Karoline Linnert: Nein. Gewonnen hat niemand. Es hat eine Mehrheit gegeben, aber das ist kein Sieg, wir sind nicht im Krieg.
Warum sollen die Grünen nicht in die Ampel-Koalition gehen?
Es gab unterschiedliche Motive, gegen die Ampel zu stimmen. Es hat Kritik an einzelnen Punkten im Koalitionsvertrag gegeben, es hat Kritik an der Auswahl der Personen gegeben und Kritik an den Ressortzuschnitten und der Vergrößerung der Landesregierung auf elf Ressorts. Und daran, daß die Landesregierung es nicht geschafft hat, den Verhandlungsablauf der Basis so zu vermitteln, daß die das nachvollziehen konnte. Es gab Mitglieder, die sich übergangen gefühlt haben. Und dann gibt es noch ein Motiv, das ist eigentlich mehr meines: Ich denke, daß in der finanzpolitischen Situation, in der Bremen sich jetzt befindet, in der sich die SPD nach der Wahlniederlage befindet und in der sich die Grünen befinden, wir nicht in die Regierung gehen sollten, auch nicht in eine Rot-grüne. Dies sieht allerdings nur eine Minderheit der Grünen so grundsätzlich.
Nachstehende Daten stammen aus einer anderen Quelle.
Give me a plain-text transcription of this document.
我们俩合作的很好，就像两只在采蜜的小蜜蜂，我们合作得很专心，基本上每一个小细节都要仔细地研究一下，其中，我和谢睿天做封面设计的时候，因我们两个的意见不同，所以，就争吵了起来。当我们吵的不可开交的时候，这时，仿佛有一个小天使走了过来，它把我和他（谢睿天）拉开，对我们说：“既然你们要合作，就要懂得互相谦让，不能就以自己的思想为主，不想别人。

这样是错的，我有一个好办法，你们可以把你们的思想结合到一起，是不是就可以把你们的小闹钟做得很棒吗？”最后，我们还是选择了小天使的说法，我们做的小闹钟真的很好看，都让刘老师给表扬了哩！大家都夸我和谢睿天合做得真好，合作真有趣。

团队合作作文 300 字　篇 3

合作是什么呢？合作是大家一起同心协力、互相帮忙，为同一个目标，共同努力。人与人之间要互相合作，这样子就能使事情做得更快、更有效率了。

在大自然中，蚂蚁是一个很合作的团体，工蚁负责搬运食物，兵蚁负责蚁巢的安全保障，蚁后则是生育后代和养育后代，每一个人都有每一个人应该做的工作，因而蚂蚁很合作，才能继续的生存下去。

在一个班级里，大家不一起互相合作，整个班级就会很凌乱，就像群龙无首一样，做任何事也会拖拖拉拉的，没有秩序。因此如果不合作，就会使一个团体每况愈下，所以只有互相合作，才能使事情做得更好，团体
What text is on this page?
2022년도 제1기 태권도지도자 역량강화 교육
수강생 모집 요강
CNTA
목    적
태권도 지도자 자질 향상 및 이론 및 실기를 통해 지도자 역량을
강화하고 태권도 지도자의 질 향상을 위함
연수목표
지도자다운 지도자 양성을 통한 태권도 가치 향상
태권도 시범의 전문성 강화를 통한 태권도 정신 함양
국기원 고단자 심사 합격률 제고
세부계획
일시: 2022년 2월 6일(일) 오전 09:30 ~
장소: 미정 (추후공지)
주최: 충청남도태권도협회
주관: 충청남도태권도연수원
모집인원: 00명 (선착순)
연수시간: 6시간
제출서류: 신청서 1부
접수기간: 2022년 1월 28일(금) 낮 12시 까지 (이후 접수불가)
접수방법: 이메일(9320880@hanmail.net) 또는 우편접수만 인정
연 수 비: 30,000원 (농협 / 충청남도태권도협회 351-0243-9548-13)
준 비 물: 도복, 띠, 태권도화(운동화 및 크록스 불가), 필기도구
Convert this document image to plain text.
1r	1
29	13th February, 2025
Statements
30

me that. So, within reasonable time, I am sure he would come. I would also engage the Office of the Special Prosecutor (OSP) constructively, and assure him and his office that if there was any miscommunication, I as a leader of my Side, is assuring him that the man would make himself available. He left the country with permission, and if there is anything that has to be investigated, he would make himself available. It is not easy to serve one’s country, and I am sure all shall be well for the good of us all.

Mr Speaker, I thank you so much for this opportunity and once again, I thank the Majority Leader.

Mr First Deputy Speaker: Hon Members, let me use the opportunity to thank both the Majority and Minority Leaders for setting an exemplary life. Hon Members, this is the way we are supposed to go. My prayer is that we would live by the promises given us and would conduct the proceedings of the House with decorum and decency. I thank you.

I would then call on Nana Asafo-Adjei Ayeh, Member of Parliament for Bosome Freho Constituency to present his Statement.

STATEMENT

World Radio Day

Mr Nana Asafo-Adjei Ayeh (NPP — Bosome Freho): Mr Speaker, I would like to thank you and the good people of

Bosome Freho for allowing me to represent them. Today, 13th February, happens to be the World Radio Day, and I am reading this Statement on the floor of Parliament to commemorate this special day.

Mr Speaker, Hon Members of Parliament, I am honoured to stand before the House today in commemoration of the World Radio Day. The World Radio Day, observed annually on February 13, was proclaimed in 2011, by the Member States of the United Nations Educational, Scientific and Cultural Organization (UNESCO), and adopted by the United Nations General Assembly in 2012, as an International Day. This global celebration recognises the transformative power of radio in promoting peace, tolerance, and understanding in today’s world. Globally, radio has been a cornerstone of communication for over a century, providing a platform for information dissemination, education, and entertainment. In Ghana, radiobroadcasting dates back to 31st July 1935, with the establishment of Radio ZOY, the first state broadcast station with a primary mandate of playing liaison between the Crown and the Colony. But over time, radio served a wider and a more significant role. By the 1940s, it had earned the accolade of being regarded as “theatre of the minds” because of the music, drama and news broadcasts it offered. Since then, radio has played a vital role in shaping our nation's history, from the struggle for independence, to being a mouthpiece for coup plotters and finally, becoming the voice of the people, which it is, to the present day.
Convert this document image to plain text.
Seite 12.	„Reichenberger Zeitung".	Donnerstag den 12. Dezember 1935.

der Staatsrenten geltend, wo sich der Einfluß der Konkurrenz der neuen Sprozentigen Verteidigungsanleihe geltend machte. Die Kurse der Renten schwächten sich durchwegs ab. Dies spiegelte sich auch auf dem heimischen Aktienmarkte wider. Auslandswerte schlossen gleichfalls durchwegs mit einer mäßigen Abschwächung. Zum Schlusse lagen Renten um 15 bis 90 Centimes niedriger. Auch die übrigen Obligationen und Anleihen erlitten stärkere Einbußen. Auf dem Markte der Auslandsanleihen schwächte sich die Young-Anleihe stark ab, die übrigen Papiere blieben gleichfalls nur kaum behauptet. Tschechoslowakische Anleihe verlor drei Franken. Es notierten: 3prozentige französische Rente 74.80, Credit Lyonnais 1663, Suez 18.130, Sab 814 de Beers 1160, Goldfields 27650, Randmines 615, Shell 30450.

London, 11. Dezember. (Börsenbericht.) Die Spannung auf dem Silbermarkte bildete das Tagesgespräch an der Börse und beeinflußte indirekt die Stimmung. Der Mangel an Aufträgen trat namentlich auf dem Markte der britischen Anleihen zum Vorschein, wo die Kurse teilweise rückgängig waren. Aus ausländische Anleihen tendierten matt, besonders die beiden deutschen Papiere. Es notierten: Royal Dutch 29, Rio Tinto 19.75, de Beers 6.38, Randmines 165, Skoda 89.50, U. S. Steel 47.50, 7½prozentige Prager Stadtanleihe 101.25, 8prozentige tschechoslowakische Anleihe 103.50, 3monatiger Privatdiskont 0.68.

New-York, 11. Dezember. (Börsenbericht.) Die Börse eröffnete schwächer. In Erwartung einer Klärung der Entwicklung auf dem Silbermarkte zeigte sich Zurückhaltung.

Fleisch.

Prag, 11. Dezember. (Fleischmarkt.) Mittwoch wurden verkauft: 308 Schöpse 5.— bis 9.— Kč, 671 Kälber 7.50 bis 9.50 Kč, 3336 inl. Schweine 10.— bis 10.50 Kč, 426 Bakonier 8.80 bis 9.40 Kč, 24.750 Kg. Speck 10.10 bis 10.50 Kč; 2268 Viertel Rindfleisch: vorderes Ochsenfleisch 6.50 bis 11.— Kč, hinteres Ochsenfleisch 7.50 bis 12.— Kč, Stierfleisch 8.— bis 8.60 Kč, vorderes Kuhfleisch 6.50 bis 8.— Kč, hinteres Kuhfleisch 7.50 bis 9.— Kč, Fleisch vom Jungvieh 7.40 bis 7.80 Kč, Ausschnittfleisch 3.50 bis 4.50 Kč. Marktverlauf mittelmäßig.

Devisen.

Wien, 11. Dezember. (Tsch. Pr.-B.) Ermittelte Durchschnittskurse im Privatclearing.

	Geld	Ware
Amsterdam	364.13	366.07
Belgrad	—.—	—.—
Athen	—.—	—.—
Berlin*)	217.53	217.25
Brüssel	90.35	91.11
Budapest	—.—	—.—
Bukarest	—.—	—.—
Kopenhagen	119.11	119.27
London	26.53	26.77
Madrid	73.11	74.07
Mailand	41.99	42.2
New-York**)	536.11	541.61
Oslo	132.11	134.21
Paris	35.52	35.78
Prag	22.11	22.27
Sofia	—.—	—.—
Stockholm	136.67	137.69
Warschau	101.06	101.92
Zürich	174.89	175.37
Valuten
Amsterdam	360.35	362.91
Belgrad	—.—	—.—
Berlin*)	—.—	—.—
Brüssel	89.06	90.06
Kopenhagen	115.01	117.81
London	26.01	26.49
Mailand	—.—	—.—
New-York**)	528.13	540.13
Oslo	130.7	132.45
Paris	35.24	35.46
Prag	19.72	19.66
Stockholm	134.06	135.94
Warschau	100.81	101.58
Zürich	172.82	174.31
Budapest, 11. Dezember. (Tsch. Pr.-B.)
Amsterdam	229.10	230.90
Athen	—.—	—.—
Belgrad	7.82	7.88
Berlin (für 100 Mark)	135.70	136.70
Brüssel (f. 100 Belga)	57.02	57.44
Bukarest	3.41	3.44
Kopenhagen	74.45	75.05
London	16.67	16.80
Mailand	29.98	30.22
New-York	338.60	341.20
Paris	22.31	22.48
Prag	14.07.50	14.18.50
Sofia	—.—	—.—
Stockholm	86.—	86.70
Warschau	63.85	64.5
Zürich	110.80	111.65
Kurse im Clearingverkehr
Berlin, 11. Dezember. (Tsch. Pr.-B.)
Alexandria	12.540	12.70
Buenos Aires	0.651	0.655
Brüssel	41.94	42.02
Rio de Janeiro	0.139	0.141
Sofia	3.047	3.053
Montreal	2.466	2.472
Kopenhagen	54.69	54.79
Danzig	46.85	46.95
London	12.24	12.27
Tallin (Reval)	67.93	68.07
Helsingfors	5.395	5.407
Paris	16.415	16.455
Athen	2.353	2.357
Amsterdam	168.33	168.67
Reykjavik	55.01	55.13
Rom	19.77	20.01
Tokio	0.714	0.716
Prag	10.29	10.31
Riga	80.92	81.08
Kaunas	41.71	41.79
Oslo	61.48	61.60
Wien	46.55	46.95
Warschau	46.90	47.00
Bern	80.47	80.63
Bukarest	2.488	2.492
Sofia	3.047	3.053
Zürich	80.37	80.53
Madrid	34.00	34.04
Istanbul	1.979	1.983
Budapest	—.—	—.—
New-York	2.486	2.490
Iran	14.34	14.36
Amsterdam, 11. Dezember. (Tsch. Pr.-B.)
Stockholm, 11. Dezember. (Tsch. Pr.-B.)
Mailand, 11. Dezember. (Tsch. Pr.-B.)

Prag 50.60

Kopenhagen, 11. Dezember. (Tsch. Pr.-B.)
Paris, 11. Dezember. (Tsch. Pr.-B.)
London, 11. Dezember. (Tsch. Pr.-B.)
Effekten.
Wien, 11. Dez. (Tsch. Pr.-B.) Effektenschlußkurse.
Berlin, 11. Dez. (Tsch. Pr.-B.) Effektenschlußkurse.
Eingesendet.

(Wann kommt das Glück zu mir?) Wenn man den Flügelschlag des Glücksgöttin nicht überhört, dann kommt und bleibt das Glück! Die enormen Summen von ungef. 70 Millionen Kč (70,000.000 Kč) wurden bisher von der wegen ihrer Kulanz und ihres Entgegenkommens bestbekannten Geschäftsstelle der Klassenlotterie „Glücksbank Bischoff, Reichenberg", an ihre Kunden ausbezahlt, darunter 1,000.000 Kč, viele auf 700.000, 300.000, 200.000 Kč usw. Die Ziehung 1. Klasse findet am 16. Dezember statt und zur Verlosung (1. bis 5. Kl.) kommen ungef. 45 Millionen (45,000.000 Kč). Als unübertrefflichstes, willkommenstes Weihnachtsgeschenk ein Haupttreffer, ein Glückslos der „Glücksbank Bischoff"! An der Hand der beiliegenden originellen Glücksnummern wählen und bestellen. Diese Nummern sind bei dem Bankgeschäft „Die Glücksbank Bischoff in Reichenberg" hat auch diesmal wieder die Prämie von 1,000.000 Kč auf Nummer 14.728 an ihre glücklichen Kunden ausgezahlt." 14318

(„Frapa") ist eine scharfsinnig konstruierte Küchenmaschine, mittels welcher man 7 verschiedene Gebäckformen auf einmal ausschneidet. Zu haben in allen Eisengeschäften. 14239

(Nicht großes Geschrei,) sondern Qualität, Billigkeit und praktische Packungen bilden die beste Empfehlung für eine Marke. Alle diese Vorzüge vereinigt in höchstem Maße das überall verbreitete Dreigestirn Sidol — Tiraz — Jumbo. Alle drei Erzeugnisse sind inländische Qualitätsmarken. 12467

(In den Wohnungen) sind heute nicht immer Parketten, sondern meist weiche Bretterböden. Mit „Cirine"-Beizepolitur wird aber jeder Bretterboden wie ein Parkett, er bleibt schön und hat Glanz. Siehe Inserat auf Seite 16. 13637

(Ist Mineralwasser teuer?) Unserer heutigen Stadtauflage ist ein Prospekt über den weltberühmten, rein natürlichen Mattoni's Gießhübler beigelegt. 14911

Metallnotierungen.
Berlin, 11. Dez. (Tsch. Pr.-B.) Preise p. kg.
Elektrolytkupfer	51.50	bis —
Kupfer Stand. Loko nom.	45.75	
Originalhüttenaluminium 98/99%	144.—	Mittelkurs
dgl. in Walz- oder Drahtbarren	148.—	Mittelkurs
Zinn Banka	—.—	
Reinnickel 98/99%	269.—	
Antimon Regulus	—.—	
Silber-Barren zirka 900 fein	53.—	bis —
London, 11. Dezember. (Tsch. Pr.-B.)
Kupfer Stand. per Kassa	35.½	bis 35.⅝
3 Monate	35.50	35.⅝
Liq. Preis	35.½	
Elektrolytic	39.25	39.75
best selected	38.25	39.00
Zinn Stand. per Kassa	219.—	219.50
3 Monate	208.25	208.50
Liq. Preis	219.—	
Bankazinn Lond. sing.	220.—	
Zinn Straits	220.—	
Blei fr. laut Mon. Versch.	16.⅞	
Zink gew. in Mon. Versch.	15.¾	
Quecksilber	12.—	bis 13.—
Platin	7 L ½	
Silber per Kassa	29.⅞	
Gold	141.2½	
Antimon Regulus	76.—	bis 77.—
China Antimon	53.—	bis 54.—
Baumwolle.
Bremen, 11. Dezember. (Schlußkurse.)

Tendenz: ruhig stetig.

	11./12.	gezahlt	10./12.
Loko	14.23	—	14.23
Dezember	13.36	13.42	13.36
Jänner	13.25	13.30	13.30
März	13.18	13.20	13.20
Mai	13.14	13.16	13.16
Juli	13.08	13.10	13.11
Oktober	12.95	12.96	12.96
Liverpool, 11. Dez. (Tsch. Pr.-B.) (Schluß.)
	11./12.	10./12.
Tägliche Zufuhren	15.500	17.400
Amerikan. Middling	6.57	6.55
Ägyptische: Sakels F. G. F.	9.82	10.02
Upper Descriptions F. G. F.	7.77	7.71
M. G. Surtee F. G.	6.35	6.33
97 gegen 96 Stimmen in einer wegweisenden Entscheidung — es gibt Leute, die den Bremer Grünen raten, sich in aller Freundschaft zu trennen.
Davon halte ich nichts. Der Reiz der Grünen hat immer darin bestanden, diese beiden Teile miteinander zu vereinbaren. Der Riß geht doch durch jede einzelne Person.
Wie geht's jetzt weiter?
Ich bin erst mal ziemlich ratlos. Es ist ein Problem, nach sieben Wochen Verhandlungen gegen die Ampel zu stimmen. Das ist den Menschen in der Stadt schwierig zu vermitteln. Ich glaube, daß es die Grünen schwer haben werden. Interview: K.W.